Hareketsiz bir yaşamı olan kişilerde de kalın bağırsak kanseri riskinin fazla olduğunu dile getiren Derin, masa başı çalışan bireyleri uyardı.
Kalın bağırsak kanseri tespiti için 50 yaş ve üstü herkesin kolonoskopik taramadan geçmesi gerektiğinin altını çizen Prof. Dr. Derin, “Liften fakir, yağdan ve proteinden zengin beslenme, obezite kalın bağırsak kanseri oluşmasına zemin hazırlar. Diyetteki lifi yani sebze, meyve ve kuru baklagil tüketimini arttırıp hayatımıza fiziki aktivite de kattığımızda kalın bağırsak kanseri oluşum riskini yüzde 40’lara varan oranda azaltabiliriz.
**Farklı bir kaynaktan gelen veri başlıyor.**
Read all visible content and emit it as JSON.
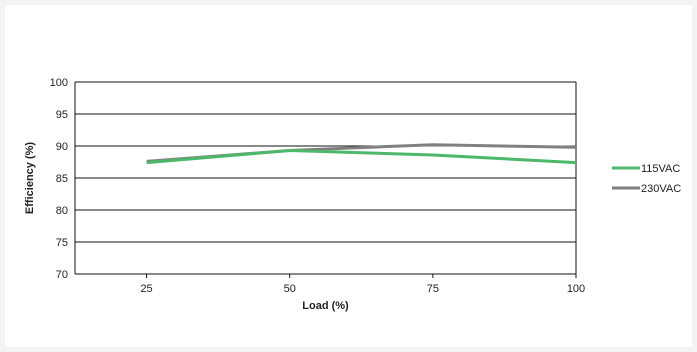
{
  "chart_data": {
    "type": "line",
    "title": "",
    "xlabel": "Load (%)",
    "ylabel": "Efficiency (%)",
    "x": [
      25,
      50,
      75,
      100
    ],
    "xlim": [
      12.5,
      100
    ],
    "ylim": [
      70,
      100
    ],
    "yticks": [
      70,
      75,
      80,
      85,
      90,
      95,
      100
    ],
    "grid": true,
    "legend": "right",
    "series": [
      {
        "name": "115VAC",
        "color": "#4db86a",
        "values": [
          87.4,
          89.3,
          88.6,
          87.4
        ]
      },
      {
        "name": "230VAC",
        "color": "#808080",
        "values": [
          87.6,
          89.3,
          90.2,
          89.8
        ]
      }
    ]
  }
}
Sorun olmasa bile 3-5 yılda bir tekrarlanması faydalıdır. Ailesinde erken yaşta kalın bağırsak kanserine yakalanmış kişiler varsa, kontrollere daha erken başlanmalıdır” ifadelerine yer verdi.
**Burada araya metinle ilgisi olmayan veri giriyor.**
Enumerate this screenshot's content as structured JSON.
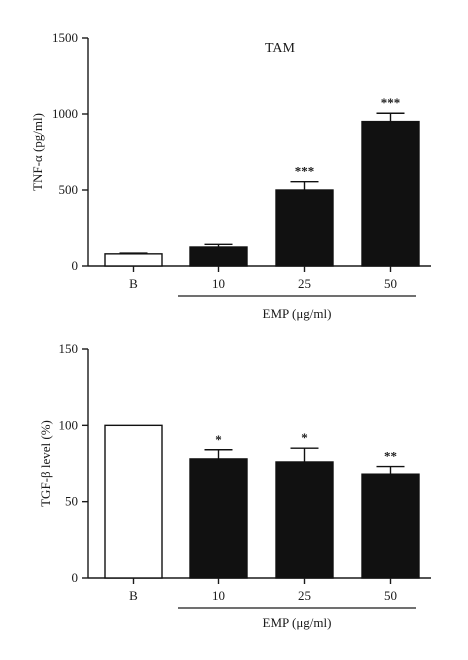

Cilt kanserinin birincil sebeplerinden birinin güneşten gelen ultraviyole ışınları olduğunu aktaran Derin, “Mor ötesi ışın veren elektrik lambaları ve bronzlaştırıcı suni ışık kaynakları da cilt kanserlerine neden olabilir. Ultraviyole ışınlarına karşı dünyayı koruyan ozon tabakasının incelmesinin de cilt kanserlerinde ciddi bir artışa neden olduğu bilinen bir gerçektir. En çok risk altında olanlar açık tenliler, çilliler, çok sayıda beni olanlar, ailesinde cilt kanseri olanlar, açık havada çalışan ve çok vakit geçirenlerdir. Güneşin keskin olduğu 11.00-16.00 saatleri arasında mümkünse güneşe çıkmamak, yüksek koruma faktörlü kremler, geniş kenarlı şapkalar ve uygun giysilerle kendimizi korumak, cildimizdeki benleri kontrol ederek büyüme, şekil ve renk değiştirme durumunda gecikmeden doktora başvurmak gereklidir” diye konuştu.
Sigara içildikçe kanser riskleri ve türevlerinin de artabileceğini önemle belirten Prof. Dr. Derin, akciğer kanserinin en belirgin özelliğinin sigara olduğunu söyleyerek, “İçilen miktar arttıkça risk de artar. Akciğer kanserini erken yakalamak için taramanın ne kadar etkili olduğunu araştıran çalışmaların kısmen sonuçları çıkmıştır. Yoğun sigara kullananlarda düşük dozda radyasyon ile akciğer tomografisi yaparak tarama hastalığın erken evrede yakalanmasını sağlar ve şifa oranını arttırır” dedi.
“Kanserden korunabilirsiniz”
Onkoloji Uzmanı Prof. Dr. Duygu Derin, bazı kanser türlerini ve kanser oluşumuna neden olan risk faktörlerini aktardı.